Am 26. Juli 2012 hatte das alte Kreuz schließlich ausgedient, und im Beisein von Landeshauptmann Markus Wallner wurde ein neues Kreuz auf dem Piz Buin angebracht. Anstelle eines Kreuzzugs gab es diesmal einen „Kreuzflug“, verantwortlich zeichneten nun der Alpenverein und die Bergrettung. Das Ansinnen des vorarlberg museum, das alte Gipfelkreuz deponieren zu wollen, sorgte bei der Bergrettung für einige Verwunderung.
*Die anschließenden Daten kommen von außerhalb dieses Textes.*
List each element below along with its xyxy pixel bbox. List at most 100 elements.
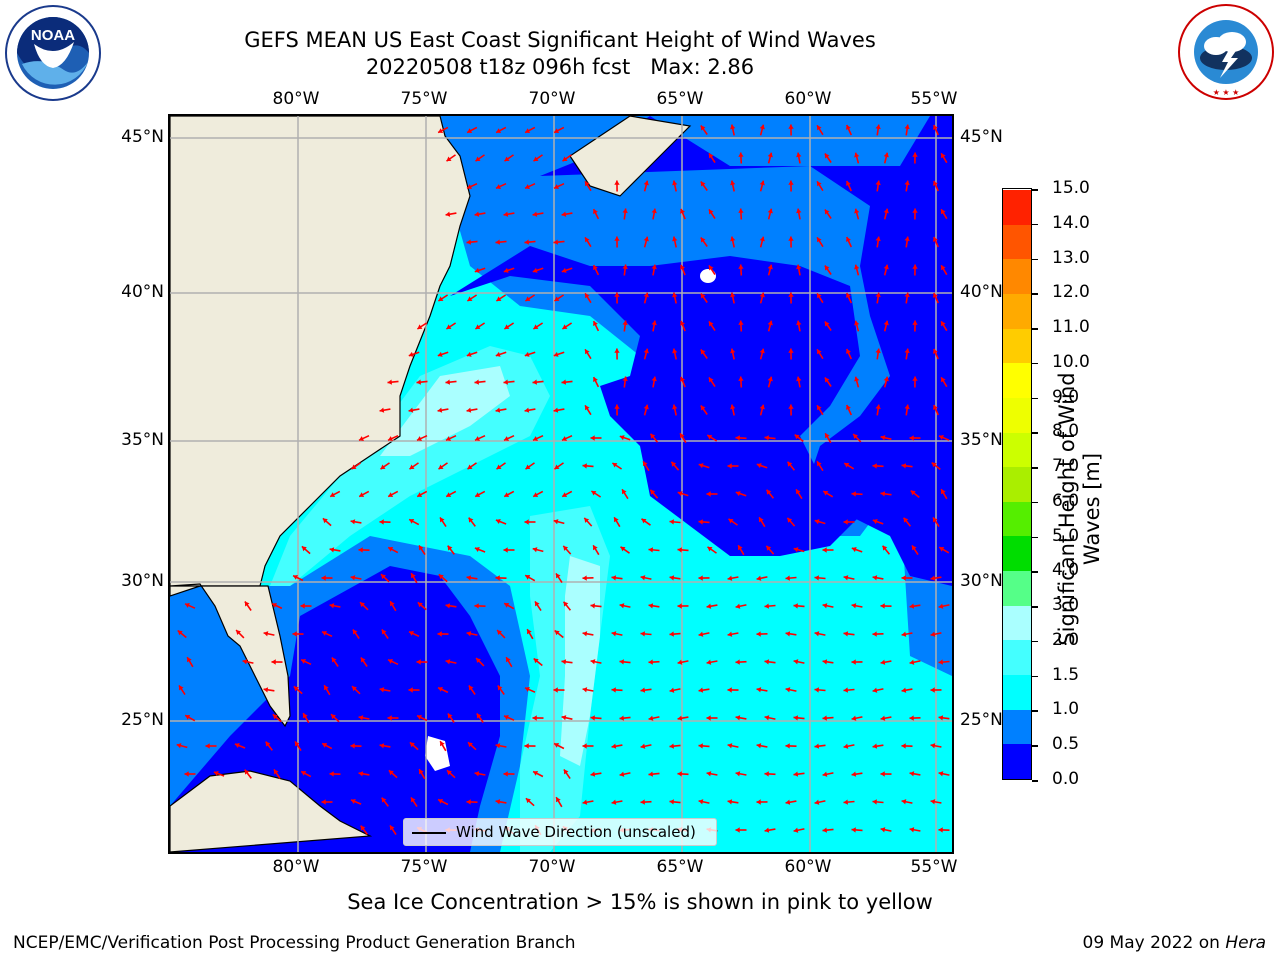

Die Gemeinde Gaschurn bleibt Eigentümer des ersten Gipfelkreuzes, zwecks besserer Aufbewahrung wurde das Kreuz in das Depot des vorarlberg museum verbracht.
2015: Der Künstler
Das Gipfelkreuz des Piz Buin war, als ein Symbol des christlichen Glaubens in nicht nur für die katholische Kirche schwierigen Zeiten, unter schwierigen Umständen errichtet worden. Der Dornbirner Künstler Stoph Sauter beschäftigt sich diesen Sommer im Rahmen einer vor dem vorarlberg museum montierten Installation mit dem Objekt. Dem Künstler reicht das Objekt nicht, er stellt die Frage nach der Suche des Göttlichen, nach der Suche des Sinns. Eine umfangreiche Recherche in den Weiten des Internets führt den Künstler immer wieder zu den Fragen des Daseins und der Solidarität zwischen den Religionen, zwischen den Menschen. Am liebsten würde Sauter alle religiösen Symbole zu einem Herzen verschmelzen.